When it comes to long-term predictions about the markets, analysts and investing professionals tend to be too optimistic, but investors are too pessimistic.
So argued
David Kelly, chief global strategist at
J.P. Morgan Asset Management [
profile] and chief market strategist for J.P. Morgan Funds, in a press lunch today at J.P. Morgan's offices in midtown Manhattan.
"There is no doubt that people are more pessimistic than the economic numbers suggest they should be," Kelly says. "There's a certain post-traumatic stress disorder among the investment community. There's also a lack of understanding ... about basic economic and financial literacy."

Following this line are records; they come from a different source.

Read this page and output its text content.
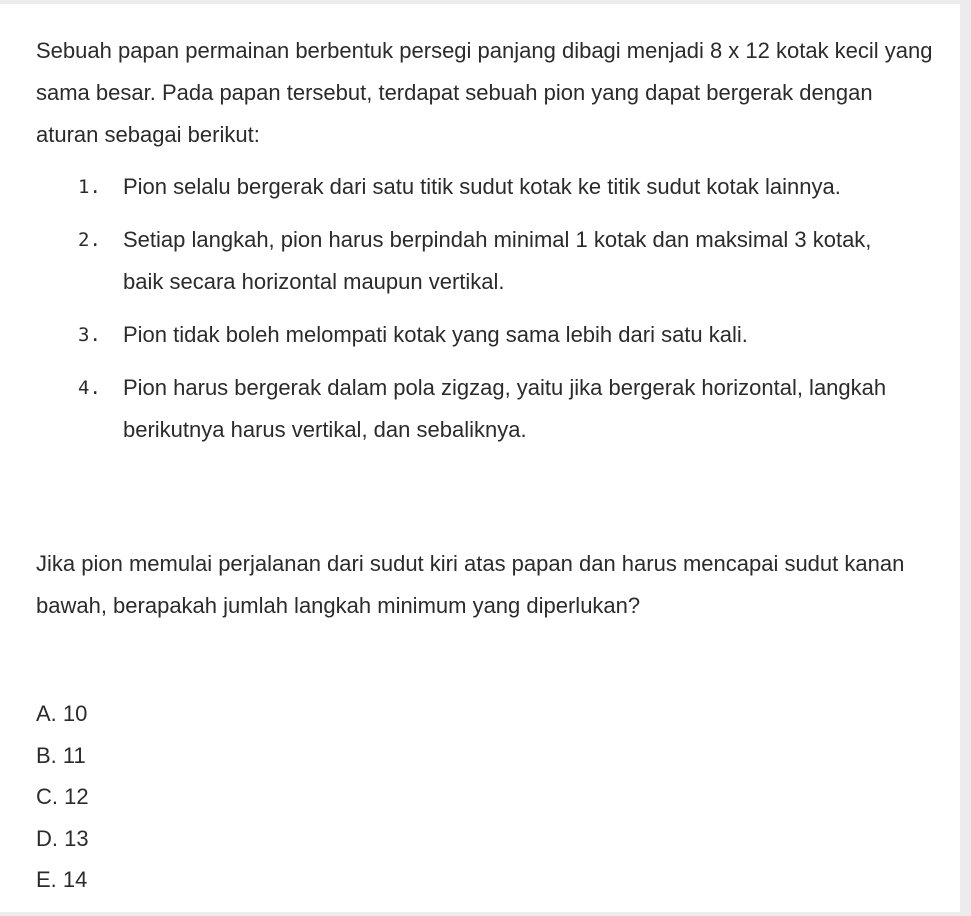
Sebuah papan permainan berbentuk persegi panjang dibagi menjadi 8 x 12 kotak kecil yang sama besar. Pada papan tersebut, terdapat sebuah pion yang dapat bergerak dengan aturan sebagai berikut:

1.	Pion selalu bergerak dari satu titik sudut kotak ke titik sudut kotak lainnya.
2.	Setiap langkah, pion harus berpindah minimal 1 kotak dan maksimal 3 kotak, baik secara horizontal maupun vertikal.
3.	Pion tidak boleh melompati kotak yang sama lebih dari satu kali.
4.	Pion harus bergerak dalam pola zigzag, yaitu jika bergerak horizontal, langkah berikutnya harus vertikal, dan sebaliknya.

Jika pion memulai perjalanan dari sudut kiri atas papan dan harus mencapai sudut kanan bawah, berapakah jumlah langkah minimum yang diperlukan?

A. 10
B. 11
C. 12
D. 13
E. 14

"In the absence of knowledge, fear takes over," Kelly adds. "People don't want risk. Risk is the four-letter word of the teens."
The lunch also featured three of Kelly's colleagues:
John Bilton, global head of multi-asset strategy;
Jed Laskowitz, co-head of global investment management solutions; and
Tony Werley, chief investment officer and chief portfolio strategist for endowments and foundations. The quartet presented JPMAM's long-term capital markets outlook for 2017, which will be officially released tomorrow. The 2017 outlook, which runs to nearly 100 pages, is the 21st annual edition published by the JPMAM team.
"Right now people are very focused on the election," Kelly says. "But there is life after the election, and people have to think about long-term investing."
On a personal note, if you're looking for Kelly this coming weekend, you'll find him running the New York City Marathon, his first marathon. (His son is running the marathon, too.)
Kelly and his colleagues offered a host of recommendations. Kelly boiled them down to one three-part mantra.
"People do need to be more active, more diversified, and more inventive," Kelly says.